I did have Cooler Master MasterLiquid Lite 240 in a define r6, i had to have a little more airflow for my gpu so i bought the air cooler i have now, i later bought a core 2300 case so i could have a fan in the side for my gpu and the did make a big diffrence even when it's only running at 300-400 rpm, it had lower and more stable temps

Update i get 83c in prime 95 small fft 1.352 voltage i did have to raise cpu and soc LLC to 3

Do you think 240mm is enough ?  My 2 cpu fans are running at 800 rpm and is extremly silent,quiet new fans at 1200 might give more cooling but temsp still goes up fast since there isn't any water to be heated up before temps goes up to something like 70-75c


----------



## Zach_01 (Jan 19, 2020)

You have manual OC that R5 3600?


----------



## gasolin (Jan 19, 2020)

yes but i have to do it all again

1.33125 ish volt and 4.1 ghz vcore only changes a little

When i got bot back to auto it got down to under 1.100 volt but stay at 1.352 volt doing prime 95 small fft

I doin't understand whty it doesn't go down in vcore when i chnge vcore and ghz to a fixed value (power savings  are activated or else it wouldn't go down in vcore when i use  aut for both cpu (ghz) and vcore).

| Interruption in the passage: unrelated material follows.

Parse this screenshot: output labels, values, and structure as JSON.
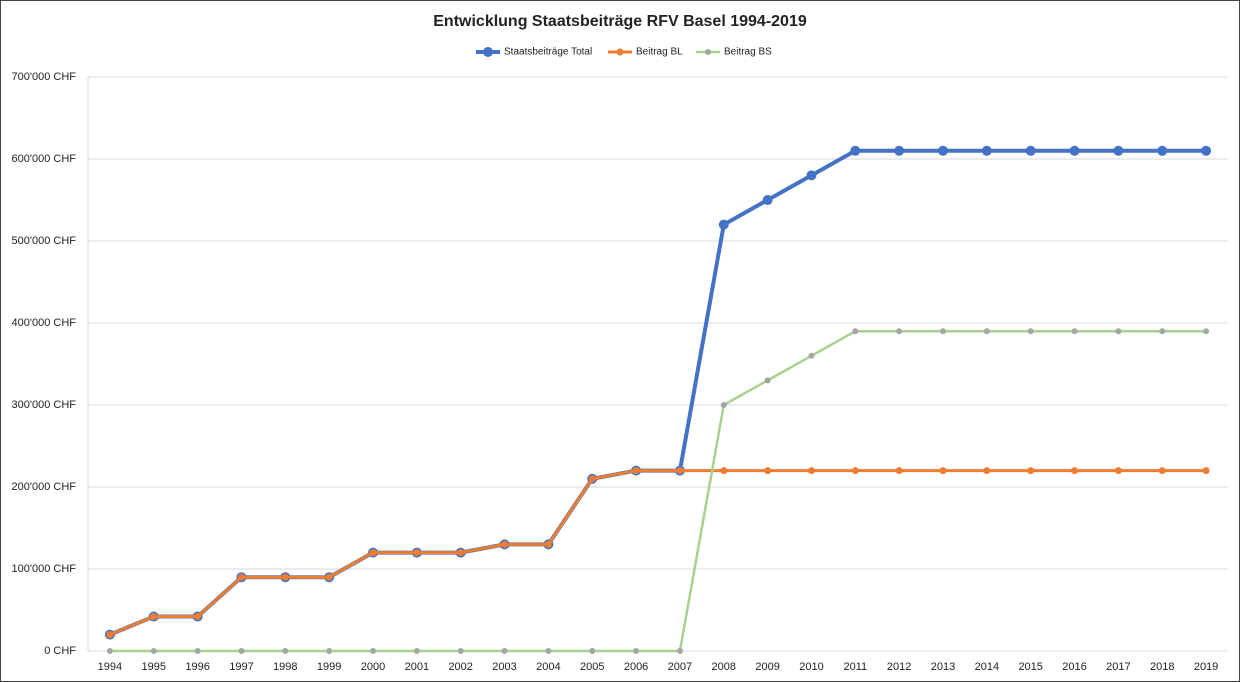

I know not every cpu is the same but all ryzen 3700x can do 4.05 ghz at 1.237 volt, i don't get nowheer near that






						Historical Binning Statistics
					

Historical binning statistics from Silicon Lottery




					siliconlottery.com


----------



## dgianstefani (Jan 19, 2020)

I don't know why you're bothering with an AIO for an r5 - 3600...

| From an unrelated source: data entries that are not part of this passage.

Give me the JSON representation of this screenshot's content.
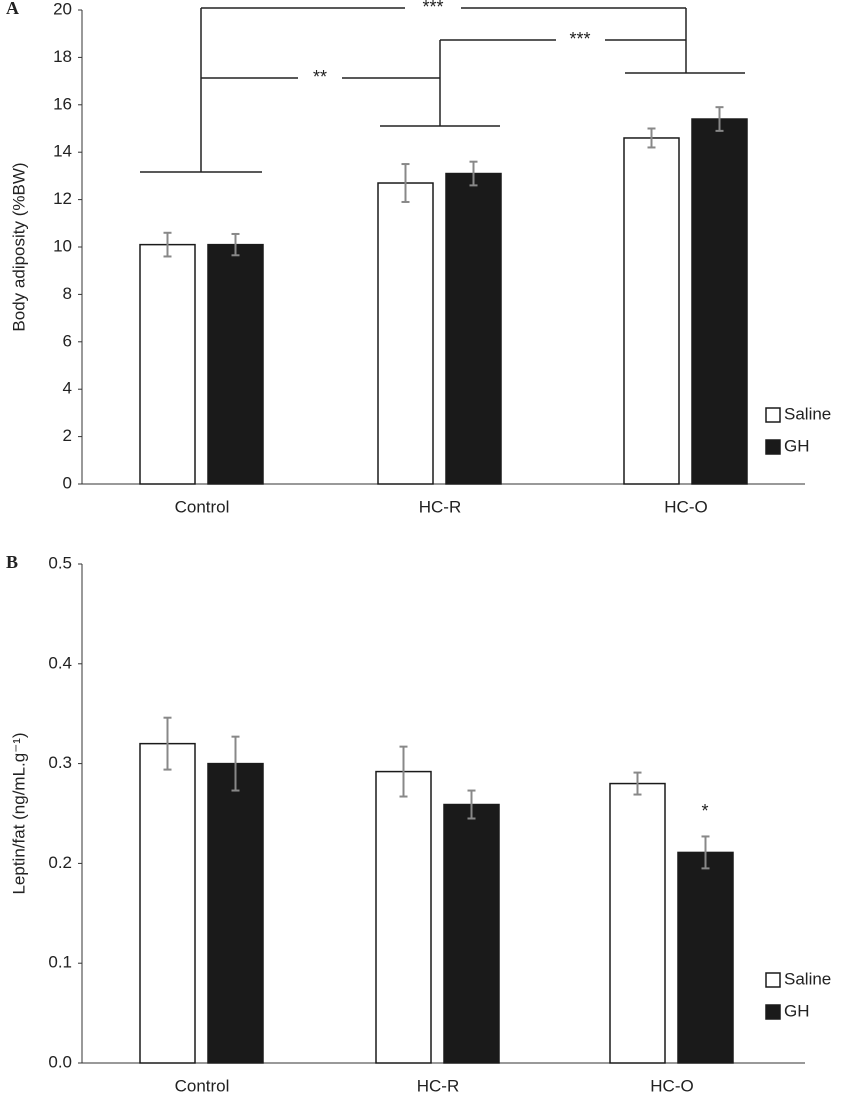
{
  "chart_data": [
    {
      "type": "bar",
      "panel": "A",
      "ylabel": "Body adiposity (%BW)",
      "categories": [
        "Control",
        "HC-R",
        "HC-O"
      ],
      "series": [
        {
          "name": "Saline",
          "color": "#ffffff",
          "values": [
            10.1,
            12.7,
            14.6
          ],
          "errors": [
            0.5,
            0.8,
            0.4
          ]
        },
        {
          "name": "GH",
          "color": "#1a1a1a",
          "values": [
            10.1,
            13.1,
            15.4
          ],
          "errors": [
            0.45,
            0.5,
            0.5
          ]
        }
      ],
      "ylim": [
        0,
        20
      ],
      "yticks": [
        0,
        2,
        4,
        6,
        8,
        10,
        12,
        14,
        16,
        18,
        20
      ],
      "annotations": [
        "***",
        "**",
        "***"
      ],
      "legend": "right"
    },
    {
      "type": "bar",
      "panel": "B",
      "ylabel": "Leptin/fat (ng/mL.g⁻¹)",
      "categories": [
        "Control",
        "HC-R",
        "HC-O"
      ],
      "series": [
        {
          "name": "Saline",
          "color": "#ffffff",
          "values": [
            0.32,
            0.292,
            0.28
          ],
          "errors": [
            0.026,
            0.025,
            0.011
          ]
        },
        {
          "name": "GH",
          "color": "#1a1a1a",
          "values": [
            0.3,
            0.259,
            0.211
          ],
          "errors": [
            0.027,
            0.014,
            0.016
          ]
        }
      ],
      "ylim": [
        0,
        0.5
      ],
      "yticks": [
        {
          "value": 0,
          "label": "0.0"
        },
        0.1,
        0.2,
        0.3,
        0.4,
        0.5
      ],
      "annotations": [
        "*"
      ],
      "legend": "right"
    }
  ]
}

Literally any high end air cooler will be overkill already and you don't have to worry about any AIO issues (of which there can be many). Plus the AIO you're looking at has a laughable warranty, as has been mentioned before. 

Realistically your CPU will never draw more than 150w - Grab a Dark Rock Pro4 or a Noctua U12A and be done with it - high end air uses better quality fans that are quieter than low end water.


----------



## gasolin (Jan 19, 2020)

no no i don't need another air cooler, i have one.

I want to have an aio again


----------



## dgianstefani (Jan 19, 2020)

OK, don't let logic and reason get in the way of what you want. Not sure why you're asking us for help?


----------



## gasolin (Jan 19, 2020)

I want to know how much the difference is between the 2 aio, it's really hard to find reviews with comparable results since not many review both coolers.

Price difference is not that big but i still want to know how big the difference is


----------